Perché Mobility ha testato questo concetto
Normalmente ogni auto elettrica ha una stazione di ricarica. Mobility voleva verificare se poteva funzionare anche un concetto diverso. Per un anno Mobility ha testato un nuovo concetto di ricarica: auto elettriche in postazioni non dotate di stazione di ricarica.
Il progetto pilota è partito in 16 postazioni nella Svizzera tedesca e romanda.
L’obiettivo era rispondere a domande come:
L’e-car sharing può funzionare anche se in una postazione non c’è la stazione di ricarica?
Come funziona nella pratica la ricarica presso i punti di ricarica pubblici?
Come sta cambiando il comportamento di utilizzo delle auto elettriche?
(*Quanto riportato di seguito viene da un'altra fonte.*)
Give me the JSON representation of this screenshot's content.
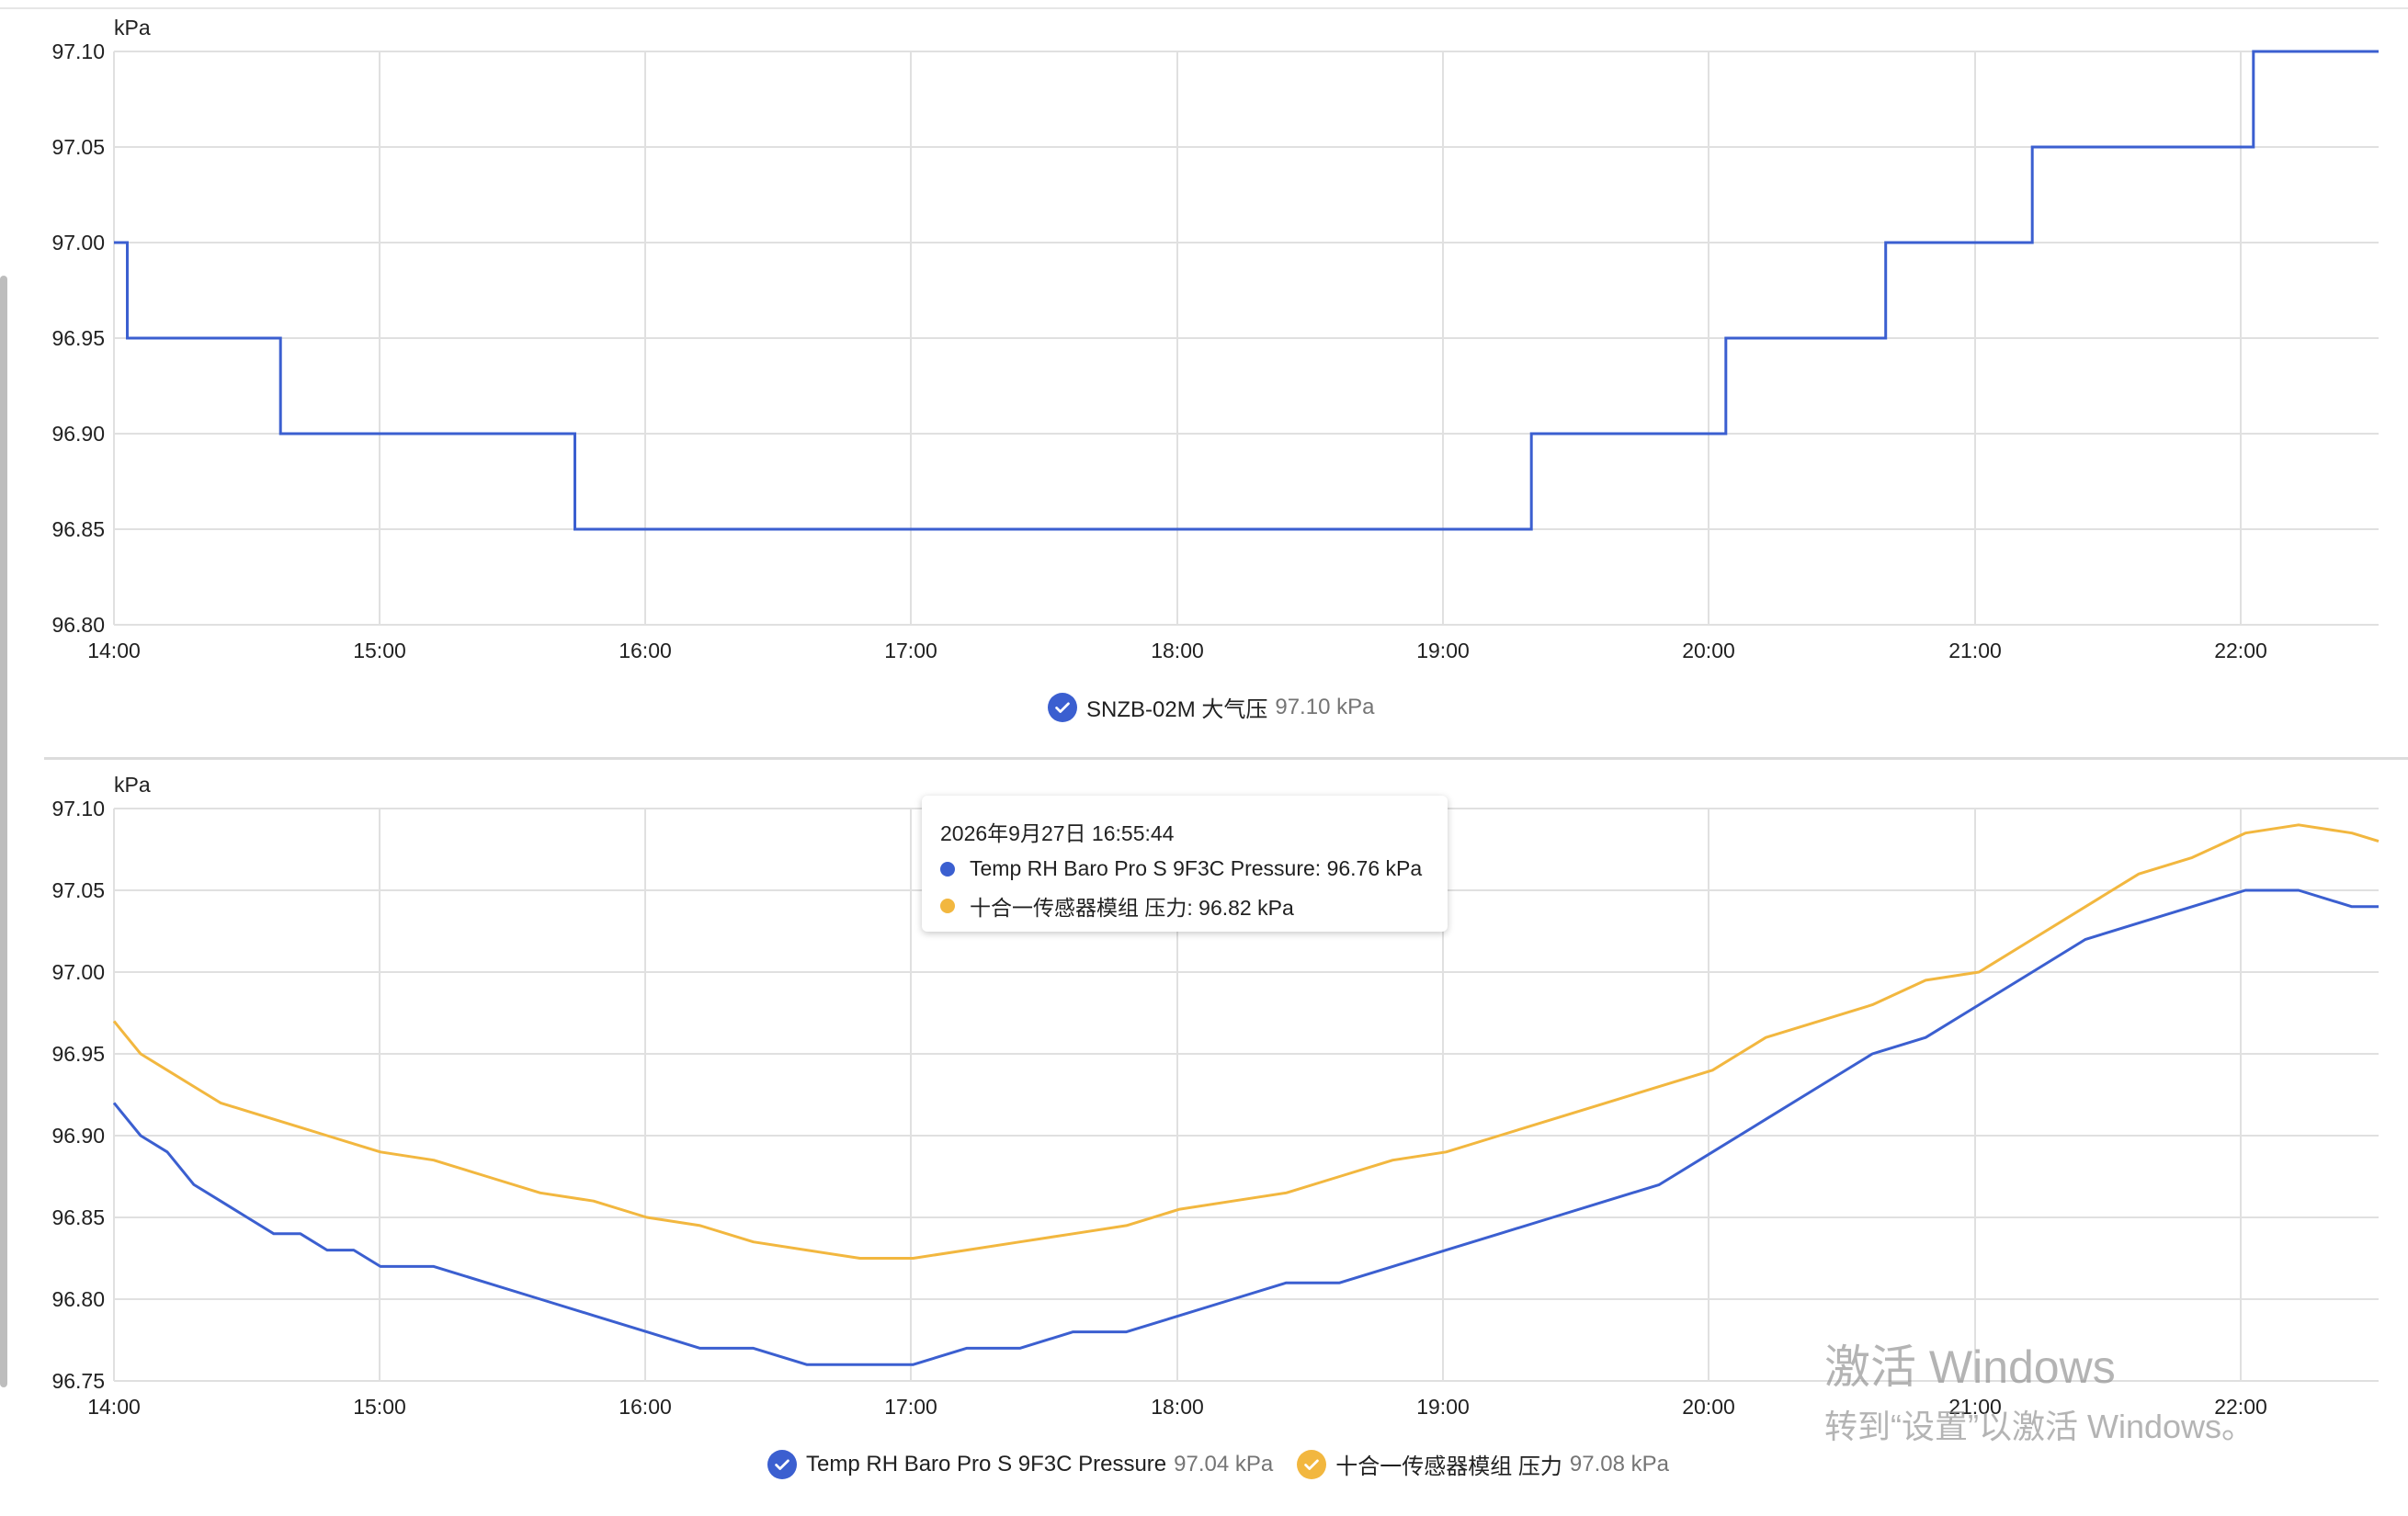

Una community di utenti può fornire supporto per la ricarica?
Ecco come funziona l’e-car sharing senza stazione di ricarica
I veicoli erano parcheggiati presso normali postazioni Mobility non dotate di infrastruttura di ricarica.
All’occorrenza sono stati caricati dagli utenti Mobility presso stazioni di ricarica pubbliche. Mobility ha premiato con accrediti gli utenti che hanno ricaricato una di queste auto durante il viaggio. L’importo è stato accreditato automaticamente sul conto.
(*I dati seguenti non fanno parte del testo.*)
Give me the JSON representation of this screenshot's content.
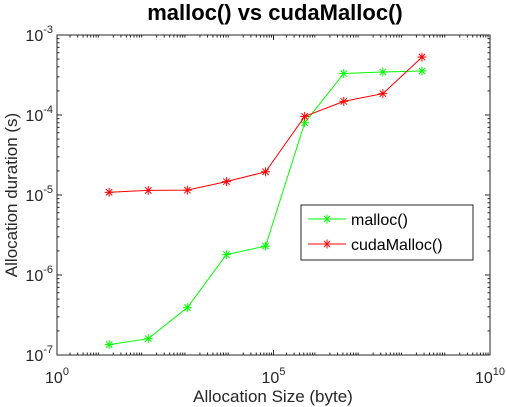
{
  "chart_data": {
    "type": "line",
    "title": "malloc() vs cudaMalloc()",
    "xlabel": "Allocation Size (byte)",
    "ylabel": "Allocation duration (s)",
    "xscale": "log",
    "yscale": "log",
    "xlim": [
      1,
      10000000000
    ],
    "ylim": [
      1e-07,
      0.001
    ],
    "x_ticks": [
      {
        "value": 1,
        "base": "10",
        "exp": "0"
      },
      {
        "value": 100000,
        "base": "10",
        "exp": "5"
      },
      {
        "value": 10000000000,
        "base": "10",
        "exp": "10"
      }
    ],
    "y_ticks": [
      {
        "value": 1e-07,
        "base": "10",
        "exp": "-7"
      },
      {
        "value": 1e-06,
        "base": "10",
        "exp": "-6"
      },
      {
        "value": 1e-05,
        "base": "10",
        "exp": "-5"
      },
      {
        "value": 0.0001,
        "base": "10",
        "exp": "-4"
      },
      {
        "value": 0.001,
        "base": "10",
        "exp": "-3"
      }
    ],
    "x": [
      16,
      128,
      1024,
      8192,
      65536,
      524288,
      4194304,
      33554432,
      268435456
    ],
    "series": [
      {
        "name": "malloc()",
        "color": "#00ff00",
        "marker": "asterisk",
        "values": [
          1.35e-07,
          1.6e-07,
          3.9e-07,
          1.8e-06,
          2.3e-06,
          8e-05,
          0.00033,
          0.000345,
          0.000355
        ]
      },
      {
        "name": "cudaMalloc()",
        "color": "#ff0000",
        "marker": "asterisk",
        "values": [
          1.08e-05,
          1.14e-05,
          1.15e-05,
          1.47e-05,
          1.95e-05,
          9.6e-05,
          0.000148,
          0.000185,
          0.00053
        ]
      }
    ],
    "grid": false,
    "legend_position": "right-middle"
  }
}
Sapevi che Mobility si assume interamente i costi della ricarica o del rifornimento di carburante. I costi sono inclusi nel prezzo. Ogni auto Mobility dispone di una carta per la ricarica o per il rifornimento (auto a benzina) nel portaoggetti.
Il ruolo dei Loading Angels
Un elemento fondamentale del progetto pilota è stato il supporto da parte di utenti motivati di Mobility: i Loading Angels.
I Loading Angels erano volontari della Mobility Community. Un gruppo WhatsApp li informava quando un veicolo raggiungeva un livello di carica critico.
Grazie al loro sostegno, i veicoli sono stati
ricaricati più rapidamente e
gestiti in modo affidabile anche senza infrastruttura dedicata.
Intorno al progetto è nata una community attiva a dimostrazione che i nuovi concetti sono possibili anche grazie all’impegno degli utenti.
Cosa abbiamo imparato nel progetto pilota
Il progetto ha fornito conoscenze preziose per il futuro utilizzo di veicoli elettrici nel car sharing.
Particolarmente rilevanti sono state le esperienze relative a:
utilizzo dell’infrastruttura di ricarica pubblica
comportamento di ricarica durante il percorso
pianificazione dell’autonomia nella pratica
sostegno della community per la ricarica
Queste informazioni aiutano Mobility a valutare le condizioni in cui questi modelli possono funzionare a lungo termine.
Elettromobilità presso Mobility
Mobility amplia costantemente la mobilità elettrica. Già oggi una quota crescente della flotta viaggia in modalità elettrica.
Il progetto pilota «E-car sharing senza stazione di ricarica» ha analizzato un concetto di utilizzo specifico. Le conoscenze acquisite confluiscono nell’ulteriore sviluppo dell’elettromobilità presso Mobility.